Last night was round one of three presidential debates leading up to the November election. I watched it. Most debates like this will be far from satisfactory, because we expect so much, and there simply isn't enough time. Critique becomes about approach or appearance, and not the substance itself. That's fair - it's often the case.

What struck me forcefully about last night's debate was the tenor of war. At a guess, it was the subject of about sixty percent of the questions, responses and rebuttals. Obama was the one candidate who looked forward, promising to remake America into the desirable, admirable, hopeful place it once was, in the eyes of the world. McCain said nothing like this.

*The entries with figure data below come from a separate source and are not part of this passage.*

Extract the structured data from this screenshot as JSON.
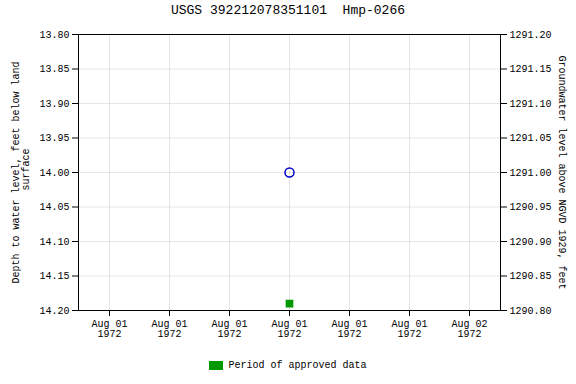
{
  "chart_data": {
    "type": "scatter",
    "title": "USGS 392212078351101  Hmp-0266",
    "ylabel": "Depth to water level, feet below land\n surface",
    "y2label": "Groundwater level above NGVD 1929, feet",
    "categories": [
      "Aug 01\n1972",
      "Aug 01\n1972",
      "Aug 01\n1972",
      "Aug 01\n1972",
      "Aug 01\n1972",
      "Aug 01\n1972",
      "Aug 02\n1972"
    ],
    "series": [
      {
        "color": "#0000cc",
        "marker": "circle_open",
        "values": [
          null,
          null,
          null,
          14.0,
          null,
          null,
          null
        ]
      },
      {
        "name": "Period of approved data",
        "color": "#009900",
        "marker": "square",
        "values": [
          null,
          null,
          null,
          14.19,
          null,
          null,
          null
        ]
      }
    ],
    "ylim": [
      14.2,
      13.8
    ],
    "yticks": [
      {
        "value": 13.8,
        "label": "13.80"
      },
      {
        "value": 13.85,
        "label": "13.85"
      },
      {
        "value": 13.9,
        "label": "13.90"
      },
      {
        "value": 13.95,
        "label": "13.95"
      },
      {
        "value": 14.0,
        "label": "14.00"
      },
      {
        "value": 14.05,
        "label": "14.05"
      },
      {
        "value": 14.1,
        "label": "14.10"
      },
      {
        "value": 14.15,
        "label": "14.15"
      },
      {
        "value": 14.2,
        "label": "14.20"
      }
    ],
    "y2lim": [
      1290.8,
      1291.2
    ],
    "y2ticks": [
      {
        "value": 1291.2,
        "label": "1291.20"
      },
      {
        "value": 1291.15,
        "label": "1291.15"
      },
      {
        "value": 1291.1,
        "label": "1291.10"
      },
      {
        "value": 1291.05,
        "label": "1291.05"
      },
      {
        "value": 1291.0,
        "label": "1291.00"
      },
      {
        "value": 1290.95,
        "label": "1290.95"
      },
      {
        "value": 1290.9,
        "label": "1290.90"
      },
      {
        "value": 1290.85,
        "label": "1290.85"
      },
      {
        "value": 1290.8,
        "label": "1290.80"
      }
    ],
    "grid": true,
    "legend": "bottom"
  }
}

I found that talks of spending and budgets and debt were overwhelmed by this warmongering, giving McCain yet another chance to mention his hard work to stop endorsed torture by the US government etc. I was shocked when Obama said things like, "If we find bin Laden first, we'll take him out," and "from peace keeper to peace maker."

I remember watching a presentation by playwright, Eve Ensler, on security and insecurity, and just watched it again this morning. She tells wisely that "security" is elusive, impossible. Striving for it makes you spend your days protecting yourself; ideas become shorter, more polar, good/bad, christian/muslim. You identify yourself in an "us" to avoid being part of a "them."

Real security is a desire for connection, not for power. It's not just a tolerance for mystery, but hunger for it.